Ajzen I, Fishbein M. 1980. Understanding Attitudes and Predicting Social Behavior. Prentice-Hall Inc., Englewood Cliffs, N.J. 

Ajzen I. 2005. Attitudes, Personality and Behavior. Open University Press. McGraw-Hill Education. 

Lowe DJ, Bierstaker JL, Janvrin DJ, en Jenkins JG. 2018. Information Technology in an Audit Context: Have the Big 4 Lost Their Advantage? Journal of Information Systems. Vol.32, No.1 (Spring): pp.87-107.  

Rogers EM. 2003. Diffusion of Innovations. 5th edition. New York, NY: Free Press.

Dr Niels van Nieuw Amerongen RA
8 november 2019


1) De literatuurlijst van het artikel van Lowe e.a. (2018) biedt voor de geïnteresseerde lezer een mooi actueel overzicht van wat er op IT gebied in de controle zoal is onderzocht. Onder meer zijn er studies verschenen op het gebied van Judgment & Decision-making waar het gebruik van IT wordt geschaard onder de hulpmiddelen die zouden moeten bijdragen aan betere (effectieve en efficiënte) oordeels- en besluitvorming.

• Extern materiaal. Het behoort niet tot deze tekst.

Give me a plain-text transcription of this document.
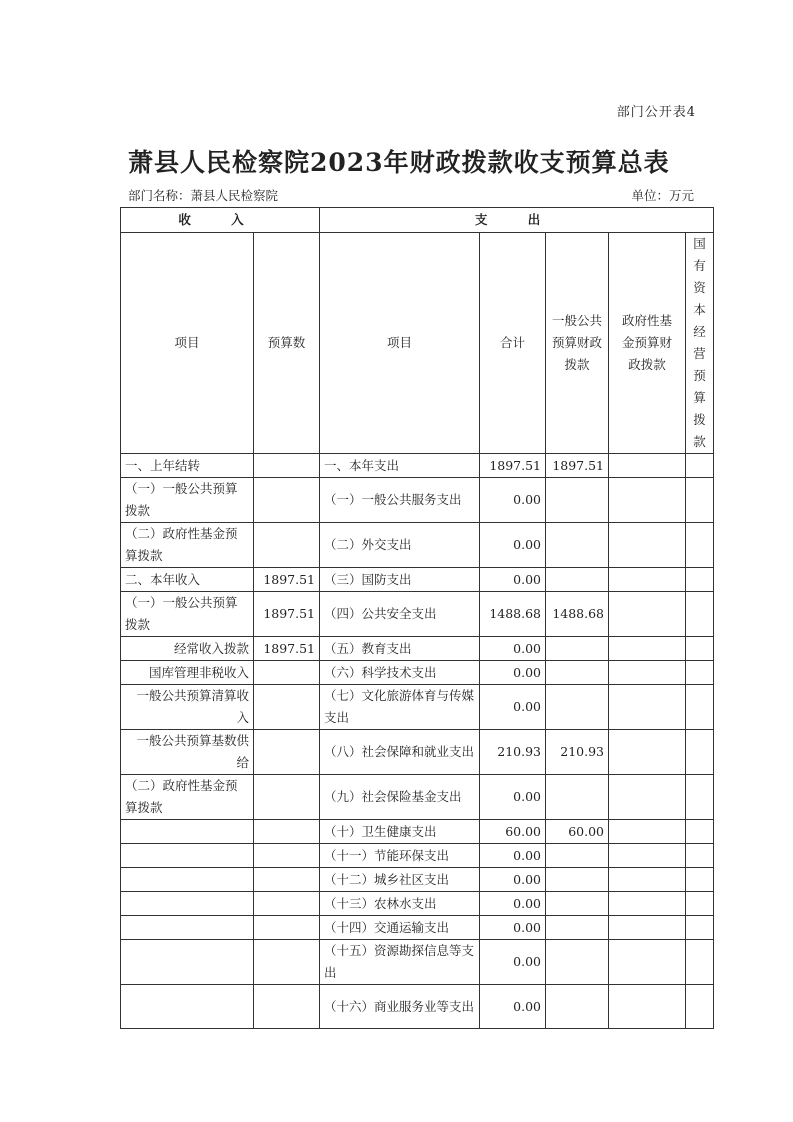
部门公开表4
萧县人民检察院2023年财政拨款收支预算总表
部门名称：萧县人民检察院	单位：万元
收 入		支 出				
项目	预算数	项目	合计	一般公共预算财政拨款	政府性基金预算财政拨款	国有资本经营预算拨款
一、上年结转		一、本年支出	1897.51	1897.51		
（一）一般公共预算拨款		（一）一般公共服务支出	0.00			
（二）政府性基金预算拨款		（二）外交支出	0.00			
二、本年收入	1897.51	（三）国防支出	0.00			
（一）一般公共预算拨款	1897.51	（四）公共安全支出	1488.68	1488.68		
经常收入拨款	1897.51	（五）教育支出	0.00			
国库管理非税收入		（六）科学技术支出	0.00			
一般公共预算清算收入		（七）文化旅游体育与传媒支出	0.00			
一般公共预算基数供给		（八）社会保障和就业支出	210.93	210.93		
（二）政府性基金预算拨款		（九）社会保险基金支出	0.00			
		（十）卫生健康支出	60.00	60.00		
		（十一）节能环保支出	0.00			
		（十二）城乡社区支出	0.00			
		（十三）农林水支出	0.00			
		（十四）交通运输支出	0.00			
		（十五）资源勘探信息等支出	0.00			
		（十六）商业服务业等支出	0.00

2) Met dank aan het inzicht aangereikt door collega Albert Bosch geldt ook dat de kostprijs (en daarmee verkoopprijs) van een nieuw product doorgaans hoog is, maar na enige tijd in prijs zal dalen. Er zijn mensen (groep 1 en 2) die meer geld overhebben voor nieuwe producten (bijv. de CD- en DVD spelers). Na verloop van tijd wordt een product goedkoper (wat ook de time to take off is) en daarmee ook interessant voor groep 3 (en later groep 4).